Als solchen nähert sich ihm auch die deutsche Regisseurin Margarethe von Trotta in ihrem aktuellen Dokumentarfilm „Auf der Suche nach Ingmar Bergman“. Bergman, vor allem „Das siebente Siegel“, habe sie geprägt, erfährt man. Den Fokus ihres Films legt sie allerdings auf die Person hinter den Filmen – und kommt dabei bisweilen nicht über feingeistigen Klatsch hinaus. Erforscht werden soll der Charakter des Großfilmers, nicht die Charakteristiken seines Werks. Auskunft geben dabei auch einige von Bergmans insgesamt neun Kindern (mit fünf Frauen). Eines davon, Linn Ullmann, die Tochter des Regisseurs und der großen Schauspielerin Liv Ullmann, hat mit „Die Unruhigen“ dieser Tage auch einen Roman über ihren Vater geschrieben. Darin kommt der Jahrhundertregisseur besser weg. Ullmann und Bergman verliebten sich beim Dreh von „Persona“ (1966). Ein Jahr später kam Linn zur Welt. Drei Jahre später trennten sich die Eltern – um Freunde zu bleiben. Linn bleibt bei ihrer Mutter. Nur die Sommermonate verbringt sie bei ihrem Vater. Doch auch dann ist Bergmans Tagwerk streng getaktet: Seine Kunst verlangt nach Zeit. Erst mit den Jahren wird die Beziehung zwischen Vater und Tochter inniger, vertrauter. Ullmann erzählt – ohne die prominenten Namen ihrer Eltern zu nennen – unsentimental von einer zögernden Annäherung, vom Älter- und vom Altwerden – und letztlich vom Tod ihres Vaters im August 2007.

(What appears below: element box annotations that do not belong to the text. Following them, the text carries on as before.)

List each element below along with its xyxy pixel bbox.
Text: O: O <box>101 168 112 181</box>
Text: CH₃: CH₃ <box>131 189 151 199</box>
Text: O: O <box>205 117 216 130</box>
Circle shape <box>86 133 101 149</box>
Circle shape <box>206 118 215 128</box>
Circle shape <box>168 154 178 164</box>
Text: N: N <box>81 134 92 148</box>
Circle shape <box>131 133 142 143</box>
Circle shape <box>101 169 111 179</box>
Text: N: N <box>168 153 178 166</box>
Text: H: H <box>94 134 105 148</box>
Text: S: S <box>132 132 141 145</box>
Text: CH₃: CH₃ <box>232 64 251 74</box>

Am kommenden Samstag jährt sich Ingmar Bergmans Geburt zum 100. Mal. Aus diesem Anlass hat das Innsbrucker Leokino „Auf der Suche nach Ingmar Bergmann“ am Freitag (15.55 Uhr) und am Samstag (20.25 Uhr) ins Programm genommen.

Roman Linn Ullmann: Die Unruhigen. Aus dem Norwegischen von Paul Berf. Luchterhand Literaturverlag, 412 Seiten, 22,70 Euro.